Verhungerte Sarah (3†): Jetzt sprechen Oma und Opa
Es gab keine erkennbaren Anhaltspunkte für das Martyrium des Mädchens. Aber das Verhältnis zur Schwiegertochter war von Anfang an gestört.
NÜRNBERG/THALMÄSSING Entsetzen, Fassungslosigkeit, Trauer, Wut: Aus diesem Wechselbad einstürzender Gefühle gibt es für die Großeltern der kleinen Sarah (3) kein Entrinnen. Zu frisch ist die Erinnerung an das kleine Mädchen, das qualvoll verhungern musste. Jetzt, knapp drei Wochen nach Sarahs Tod, melden sich die Großeltern zum ersten Mal über ihren Anwalt Stephan Baumann öffentlich zu Wort.
„Wir können bis heute nicht fassen, was geschehen ist. Es gab keinen Anhaltspunkt dafür, dass Sarah nicht ordentlich versorgt wird oder irgendetwas nicht in Ordnung wäre. Wir waren völlig arglos. Umso mehr, weil wir Dominik, Sarahs Bruder, als wohlgenährtes, lebhaftes und völlig normal entwickeltes Kind erlebt haben“, heißt es in der fünfseitigen schriftlichen Stellungnahme der Großeltern.
Sie beklagen darin allerdings, dass ein normaler Kontakt zu ihrem Sohn Patrick und seiner Frau Angela, Sarahs Eltern, schon seit längerem nicht mehr möglich gewesen sei. Rechtsanwalt Stephan Baumann: „Die Schwiegertochter ist als sehr temperamentvoll, auch aggressiv und aufbrausend zu charakterisieren. Sie konnte nur schwer andere Meinungen oder gar Kritik ertragen, so dass der Kontakt zu ihr von Anfang an schwierig war.“
„Der Zutritt zur Wohnung ist uns nicht mehr gewährt worden“
In den letzten anderthalb Jahren bekamen die Großeltern das kleine Mädchen ihren Aussagen zufolge nicht mehr zu Gesicht. Sie betreuten zwar deren älteren Bruder Dominik an den Wochenenden, wurden jedoch bei Fragen nach dem Befinden seiner Schwester Sarah stets mit Bemerkungen wie „ihr geht es gut“, „sie schläft viel“, „wir haben sie schon zur Nachtruhe ins Bett gelegt“ abgewimmelt. „Der Zutritt zur Wohnung ist uns nicht mehr gewährt worden“, heißt es in dem Schreiben der Großeltern. Auf die Idee, dass ihre Enkeltochter in dieser Zeit ein Martyrium durchleben musste, kamen sie jedoch nie.

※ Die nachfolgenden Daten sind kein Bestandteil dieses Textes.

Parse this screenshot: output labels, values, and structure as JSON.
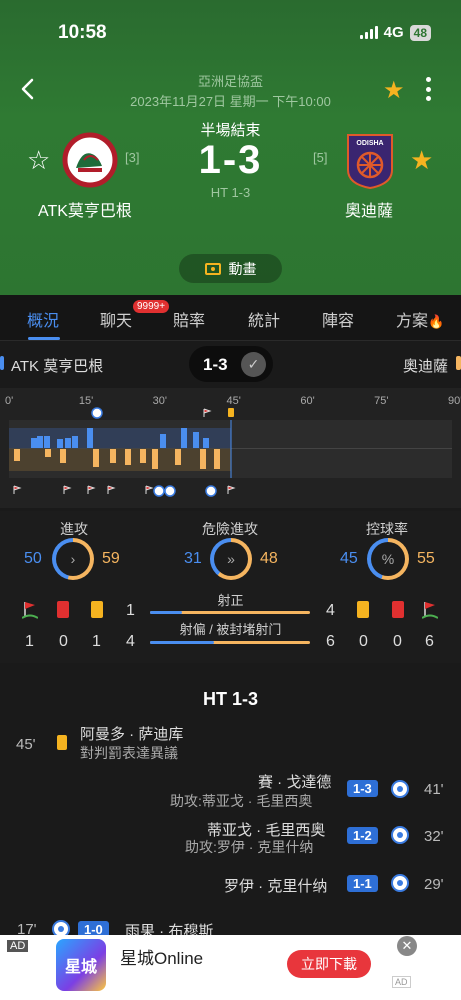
{
  "status_bar": {
    "time": "10:58",
    "network": "4G",
    "battery": "48"
  },
  "match": {
    "league": "亞洲足協盃",
    "datetime": "2023年11月27日 星期一 下午10:00",
    "status": "半場結束",
    "score": "1-3",
    "halftime": "HT 1-3",
    "home": {
      "name": "ATK莫亨巴根",
      "rank": "[3]",
      "short_name": "ATK 莫亨巴根"
    },
    "away": {
      "name": "奧迪薩",
      "rank": "[5]",
      "logo_text": "ODISHA"
    },
    "animation_label": "動畫"
  },
  "tabs": [
    {
      "label": "概況",
      "active": true
    },
    {
      "label": "聊天"
    },
    {
      "label": "賠率"
    },
    {
      "label": "統計"
    },
    {
      "label": "陣容"
    },
    {
      "label": "方案"
    }
  ],
  "chat_badge": "9999+",
  "scorebar": {
    "score": "1-3"
  },
  "timeline": {
    "ticks": [
      "0'",
      "15'",
      "30'",
      "45'",
      "60'",
      "75'",
      "90'"
    ],
    "current_minute": 45
  },
  "stats": {
    "attack": {
      "label": "進攻",
      "home": "50",
      "away": "59",
      "icon": "chevron-right-icon"
    },
    "dangerous": {
      "label": "危險進攻",
      "home": "31",
      "away": "48",
      "icon": "triple-chevron-icon"
    },
    "possession": {
      "label": "控球率",
      "home": "45",
      "away": "55",
      "icon": "percent-icon"
    },
    "home_counts": {
      "corners": "1",
      "red": "0",
      "yellow": "1"
    },
    "away_counts": {
      "yellow": "0",
      "red": "0",
      "corners": "6"
    },
    "shots_on": {
      "label": "射正",
      "home": "1",
      "away": "4"
    },
    "shots_off": {
      "label": "射偏 / 被封堵射门",
      "home": "4",
      "away": "6"
    }
  },
  "events": {
    "section_title": "HT 1-3",
    "items": [
      {
        "minute": "45'",
        "player": "阿曼多 · 萨迪库",
        "note": "對判罰表達異議",
        "type": "yellow-card",
        "side": "home"
      },
      {
        "minute": "41'",
        "player": "賽 · 戈達德",
        "note": "助攻:蒂亚戈 · 毛里西奥",
        "score": "1-3",
        "type": "goal",
        "side": "away"
      },
      {
        "minute": "32'",
        "player": "蒂亚戈 · 毛里西奥",
        "note": "助攻:罗伊 · 克里什纳",
        "score": "1-2",
        "type": "goal",
        "side": "away"
      },
      {
        "minute": "29'",
        "player": "罗伊 · 克里什纳",
        "score": "1-1",
        "type": "goal",
        "side": "away"
      },
      {
        "minute": "17'",
        "player": "雨果 · 布穆斯",
        "score": "1-0",
        "type": "goal",
        "side": "home"
      }
    ]
  },
  "ad": {
    "label": "AD",
    "title": "星城Online",
    "button": "立即下載",
    "mark": "AD",
    "thumb_text": "星城"
  },
  "colors": {
    "home": "#4a8ef0",
    "away": "#f5b560",
    "header_green": "#2f7a33"
  }
}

Völlig unverständlich ist für Sarahs Großeltern die Rolle, die ihr Sohn gespielt haben muss. Rechtsanwalt Baumann: „Sie kennen ihren Sohn als einen völlig normalen, ruhigen jungen Mann. Er ist von Beruf Lkw-Fahrer im Fernverkehr mit bis dato überdurchschnittlichen Leistungen und Engagement.“ Patrick R. arbeitet im gleichen Unternehmen, in dem auch der Großvater als Brummi-Fahrer beschäftigt ist. Kontakt hatten sie im letzten halben Jahr aber meist nur noch per Handy.
Die Großeltern beschreiben Sarah als ein sehr ruhiges Kind, das zumindest in ihrer Gegenwart weder geschrien habe, noch in irgendeiner Art und Weise als lebhaft einzustufen gewesen wäre. In der Stellungnahme der Großeltern steht: „Sarah war bei unseren Besuchen sehr schüchtern. Sie hing sehr an ihrer Mutter und hat sich oftmals an sie angekuschelt.“
Rechtsanwalt Baumann legt Wert auf die Feststellung, dass Sarahs Großeltern zu keinem Zeitpunkt beschuldigt wurden, in irgendeiner Form an der Tat beteiligt gewesen zu sein. Sie haben das Sorgerecht für Sarahs Bruder Dominik beantragt.